O retorno da grande mídia ao “polo ideológico” justo em tempos de pandemia também exigiu um novo olhar sobre uma conta que não fecha. “Não há mais como defender o Estado Mínimo, por exemplo. Ao contrário, o capitalismo liberal está pedindo agora que o Estado socorra as empresas, inclusive com dinheiro, assim como o SUS é quem está sendo chamado a acolher os doentes no Brasil frente à limitação dos planos privados de saúde. O capitalismo perde assim a voracidade e a mídia que o alimentou já não consegue mais vender esse peixe, passando a assumir a sua função de informar e analisar, de criar fórum público, ou seja, de mobilizar as pessoas em torno de campanhas para que uns cuidem dos outros, façam e distribuam máscaras, fiquem em casa. Eis o chamado controle cruzado de pares, outro valor caro ao jornalismo”, lembra a professora.
Lutar pelo futuro pós-coronavírus, a fim de que a volta à normalidade não seja a volta à pós-verdade ou à cortina de fumaça das fake news, é outra tarefa que o jornalismo promete tomar para si. “Para voltar ao polo ideológico e recuperar prestígio junto à opinião pública não foram poucos os jornalistas que, mais recentemente, se desligaram de instituições e empresas de comunicação para criar seus próprios canais de notícias e reportagens, buscando maior independência e credibilidade. Vide o The Intercept Brasil. Assim vieram a Marco Zero, cooperativa de jornalistas de Pernambuco, o Poder 360, de jornalistas que saíram da Folha de S. Paulo, e outras iniciativas afins. Isso vem se fortalecendo e acho que a cobertura acerca do coronavírus acelerou o processo em curso de requalificação do jornalismo. Não tem mais volta e a torcida é para que se aproveite essa oportunidade surgida ao revés”, conclui.
Educação digital já!
Extra! Extra! Mentira travestida de notícia pode matar. Eis o alerta fundamental que autoridades de saúde, pesquisadores, gestores públicos e jornalistas de todo o mundo vêm fazendo sempre que ocupam espaço nos meios de comunicação para disseminar informações sobre o novo coronavírus. Tão veloz quanto o recrudescimento da própria pandemia, o efeito de contágio das fake news segue maculando o processo de democratização da palavra, ao mesmo tempo em que ofusca uma possível luz no fim do túnel perseguida por quem busca verdades factíveis em meio ao quase total desconhecimento em torno da doença. Assim pensa a jornalista e pesquisadora Eulália Camurça, que tem como tema de pesquisa no doutorado em Direito Constitucional a questão da informação e da desordem informacional no Brasil.
“Antes, a gente seguia o modelo broadcast, em que a informação vinha de um ponto e se disseminava para um volume imenso de pessoas.
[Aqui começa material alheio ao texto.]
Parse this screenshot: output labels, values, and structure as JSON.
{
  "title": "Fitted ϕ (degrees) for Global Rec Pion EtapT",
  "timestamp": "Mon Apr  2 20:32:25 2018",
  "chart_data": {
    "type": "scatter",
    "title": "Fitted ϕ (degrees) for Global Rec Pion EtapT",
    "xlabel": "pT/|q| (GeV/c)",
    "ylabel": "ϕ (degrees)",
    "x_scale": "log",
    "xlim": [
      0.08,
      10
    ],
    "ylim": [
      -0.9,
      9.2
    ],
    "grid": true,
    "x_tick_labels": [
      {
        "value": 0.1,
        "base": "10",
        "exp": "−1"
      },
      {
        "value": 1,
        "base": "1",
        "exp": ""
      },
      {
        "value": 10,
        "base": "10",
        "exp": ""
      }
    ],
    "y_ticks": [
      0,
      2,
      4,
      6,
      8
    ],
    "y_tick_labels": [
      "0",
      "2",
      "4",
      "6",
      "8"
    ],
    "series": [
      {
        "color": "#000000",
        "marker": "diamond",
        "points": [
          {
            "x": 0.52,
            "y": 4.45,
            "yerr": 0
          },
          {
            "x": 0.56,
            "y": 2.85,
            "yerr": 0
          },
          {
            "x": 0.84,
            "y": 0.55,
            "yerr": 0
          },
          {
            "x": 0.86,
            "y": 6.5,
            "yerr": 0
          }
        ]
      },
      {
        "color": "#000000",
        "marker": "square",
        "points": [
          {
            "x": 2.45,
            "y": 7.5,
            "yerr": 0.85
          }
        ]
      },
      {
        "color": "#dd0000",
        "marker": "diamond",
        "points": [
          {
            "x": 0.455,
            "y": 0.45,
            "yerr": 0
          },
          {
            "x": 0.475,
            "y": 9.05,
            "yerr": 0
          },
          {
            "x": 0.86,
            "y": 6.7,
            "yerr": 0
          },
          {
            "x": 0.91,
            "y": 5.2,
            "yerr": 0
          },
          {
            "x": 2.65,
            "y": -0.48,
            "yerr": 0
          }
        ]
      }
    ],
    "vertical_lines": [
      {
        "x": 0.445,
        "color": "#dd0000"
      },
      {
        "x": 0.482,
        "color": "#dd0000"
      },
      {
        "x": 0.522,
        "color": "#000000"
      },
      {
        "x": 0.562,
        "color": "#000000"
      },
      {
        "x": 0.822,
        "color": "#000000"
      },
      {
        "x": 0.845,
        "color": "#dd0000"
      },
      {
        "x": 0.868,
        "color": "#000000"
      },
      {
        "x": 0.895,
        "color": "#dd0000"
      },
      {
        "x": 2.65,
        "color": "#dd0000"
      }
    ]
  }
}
A internet mudou esse paradigma. E hoje todos somos produtores de conteúdo, o que é absolutamente valioso, mas, como qualquer fenômeno comunicacional, traz também desafios. Dentre eles, a disseminação de informações que não são checadas ou tem o intuito de desinformar efetivamente. Em tempos de pandemia, isso pode salvar ou matar, já que, o tempo inteiro, via redes sociais, nos chegam informações de ditos especialistas e até promessas de curas milagrosas, quando a gente sabe que a ciência ainda busca caminhos para lidar com essa nova doença”, ressalta Eulália.
A preocupação de quem pesquisa e combate as fake news, portanto, é com as pessoas que não conseguem filtrar aquilo que é coerente e correto ao tentar se informar. Daí a importância de um jornalismo que siga critérios éticos e técnicos ao produzir conteúdo. “O usuário da internet deve procurar esse lugar seguro quando busca se informar e em meio à pandemia e são os meios de comunicação que mais têm atraído os olhares, justamente porque neles estão os jornalistas que escutam diversas fontes e checam várias vezes a informação, demonstrando todo um cuidado e comprometimento com a verdade factual”, sublinha, citando pesquisas que demonstram a retomada da confiança nos veículos tradicionais de comunicação, que se fortaleceram em meio à crise sanitária.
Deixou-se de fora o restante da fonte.